In its crudest form, of course, the poverty-causes-terrorism argument has little
going for it. If it did, sub-Saharan Africa would be its greatest exporter.
That said, it is likely that mixed with an aggressive quasi-religious
ideology and/or an abiding sense of historical grievance and humiliation,
economic hardship plays a role in spurring people to commit or support heinous
acts. The shocking scenes of jubilation in the West Bank as the World Trade
Center collapsed likely had something to do with this desperate combination.
Appreciation of the rule of law as a central element of economic freedom has
increased greatly over the past 10 years as economists have watched the
countries of the former Soviet Union struggle to emerge from communism. A
decade ago Milton Friedman had three words for countries struggling to make
the transition: privatize, privatize, privatize.
“But I was wrong,” he said last year. “It turns out that the rule of law is
probably more basic than privatization. Privatization is meaningless if you don’t
have the rule of law.”
That makes a lot of intuitive sense. After all, a good chance that you’ll be
“taxed” at 100% is probably more of a disincentive to productive activity than
the certainty you’ll be taxed at 50%. And it would explain how heavily-taxed
and regulated Western Europe remains prosperous, while lawless countries that
collect little or no taxes continue to suffer.
It’s also the central problem identified by Palestinian economist Hisham
Awartani of An-Najah National University in Nablus: “Multinationals and big
firms, even local firms, are appalled at the level of lawlessness in Palestine.”
Palestinian problems with the rule of law may be extreme, but in virtually every
Arab state the whim of an unelected ruler reigns supreme and the constitution,
if one exists, mere words. Arabs have too often been content to blame their
consequent economic decline on others, be it a Zionist conspiracy or mere lack
of First World aid. And where concerted efforts at economic progress have
been made, they have too often been influenced by misguided Western notions
of protectionism, self-sufficiency and socialism.
The fact that many fell within the Soviet ambit during the Cold War didn’t help
either. Egypt’s Gamel Abdel Nasser, for example, sought economic salvation in
big government projects like the Aswan Dam. Meanwhile, the effects of
regulation and bureaucracy on the general business climate were neglected. The
result is that Egypt’s standard of living, which was roughly the same as South
Korea’s in 1950, is now five times lower.

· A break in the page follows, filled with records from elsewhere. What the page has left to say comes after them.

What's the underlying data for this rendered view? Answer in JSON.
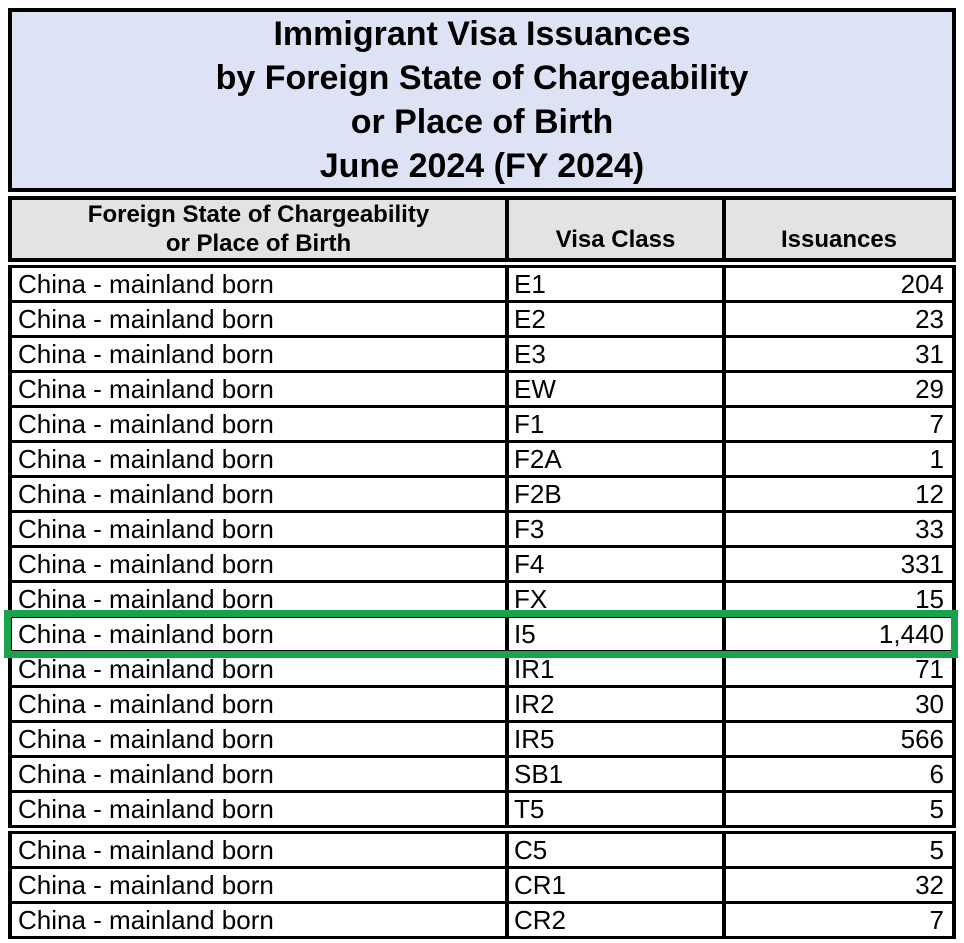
{
  "title": {
    "lines": [
      "Immigrant Visa Issuances",
      "by Foreign State of Chargeability",
      "or Place of Birth",
      "June 2024 (FY 2024)"
    ]
  },
  "table": {
    "headers": {
      "col1_line1": "Foreign State of Chargeability",
      "col1_line2": "or Place of Birth",
      "col2": "Visa Class",
      "col3": "Issuances"
    },
    "rows": [
      {
        "state": "China - mainland born",
        "visa_class": "E1",
        "issuances": "204",
        "highlighted": false,
        "section_start": false
      },
      {
        "state": "China - mainland born",
        "visa_class": "E2",
        "issuances": "23",
        "highlighted": false,
        "section_start": false
      },
      {
        "state": "China - mainland born",
        "visa_class": "E3",
        "issuances": "31",
        "highlighted": false,
        "section_start": false
      },
      {
        "state": "China - mainland born",
        "visa_class": "EW",
        "issuances": "29",
        "highlighted": false,
        "section_start": false
      },
      {
        "state": "China - mainland born",
        "visa_class": "F1",
        "issuances": "7",
        "highlighted": false,
        "section_start": false
      },
      {
        "state": "China - mainland born",
        "visa_class": "F2A",
        "issuances": "1",
        "highlighted": false,
        "section_start": false
      },
      {
        "state": "China - mainland born",
        "visa_class": "F2B",
        "issuances": "12",
        "highlighted": false,
        "section_start": false
      },
      {
        "state": "China - mainland born",
        "visa_class": "F3",
        "issuances": "33",
        "highlighted": false,
        "section_start": false
      },
      {
        "state": "China - mainland born",
        "visa_class": "F4",
        "issuances": "331",
        "highlighted": false,
        "section_start": false
      },
      {
        "state": "China - mainland born",
        "visa_class": "FX",
        "issuances": "15",
        "highlighted": false,
        "section_start": false
      },
      {
        "state": "China - mainland born",
        "visa_class": "I5",
        "issuances": "1,440",
        "highlighted": true,
        "section_start": false
      },
      {
        "state": "China - mainland born",
        "visa_class": "IR1",
        "issuances": "71",
        "highlighted": false,
        "section_start": false
      },
      {
        "state": "China - mainland born",
        "visa_class": "IR2",
        "issuances": "30",
        "highlighted": false,
        "section_start": false
      },
      {
        "state": "China - mainland born",
        "visa_class": "IR5",
        "issuances": "566",
        "highlighted": false,
        "section_start": false
      },
      {
        "state": "China - mainland born",
        "visa_class": "SB1",
        "issuances": "6",
        "highlighted": false,
        "section_start": false
      },
      {
        "state": "China - mainland born",
        "visa_class": "T5",
        "issuances": "5",
        "highlighted": false,
        "section_start": false
      },
      {
        "state": "China - mainland born",
        "visa_class": "C5",
        "issuances": "5",
        "highlighted": false,
        "section_start": true
      },
      {
        "state": "China - mainland born",
        "visa_class": "CR1",
        "issuances": "32",
        "highlighted": false,
        "section_start": false
      },
      {
        "state": "China - mainland born",
        "visa_class": "CR2",
        "issuances": "7",
        "highlighted": false,
        "section_start": false
      }
    ]
  },
  "colors": {
    "title_bg": "#dde3f5",
    "header_bg": "#e3e3e3",
    "border": "#000000",
    "highlight": "#18a24b"
  }
}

Fortunately, Arabs themselves are starting to recognize the “root causes” of
their problems. Rather than blame a lack of aid from the First World, the Arab
authors of the U.N.’s first Arab Human Development Report identify “the lack
of democratic and efficient governance as a major obstacle to economic growth
… the Arab states need a transparent rule of law, a fair and fast legal system
with a professional judiciary.”
Meanwhile, President Bush is charting a new course for American policy in the
Middle East, based on democracy and the rule of law.
If he succeeds in his efforts to bring change to Palestine and Iraq, it
could be precisely the sort of exogenous shock the Arab world needs, spurring
calls for reform throughout the region. The president’s proposed Millennium
Challenge program offering billions in aid to countries that promote economic
freedom could help too.
Arabs do not lack the desire for freedom – about 50% of adolescents polled say
they’d like to emigrate to the West according to the UNDP. They do not lack for
talent, as the countless success stories of those who have already done so
attest. And they do not lack an understanding of markets, as anyone who’s
ever visited an Arab souk would know.
It’s just that bureaucracy, corruption and uncertainty make it difficult to
build a business bigger than a market stall. If accountable government and the
rule of law could be brought to the region, fortunes could change very rapidly.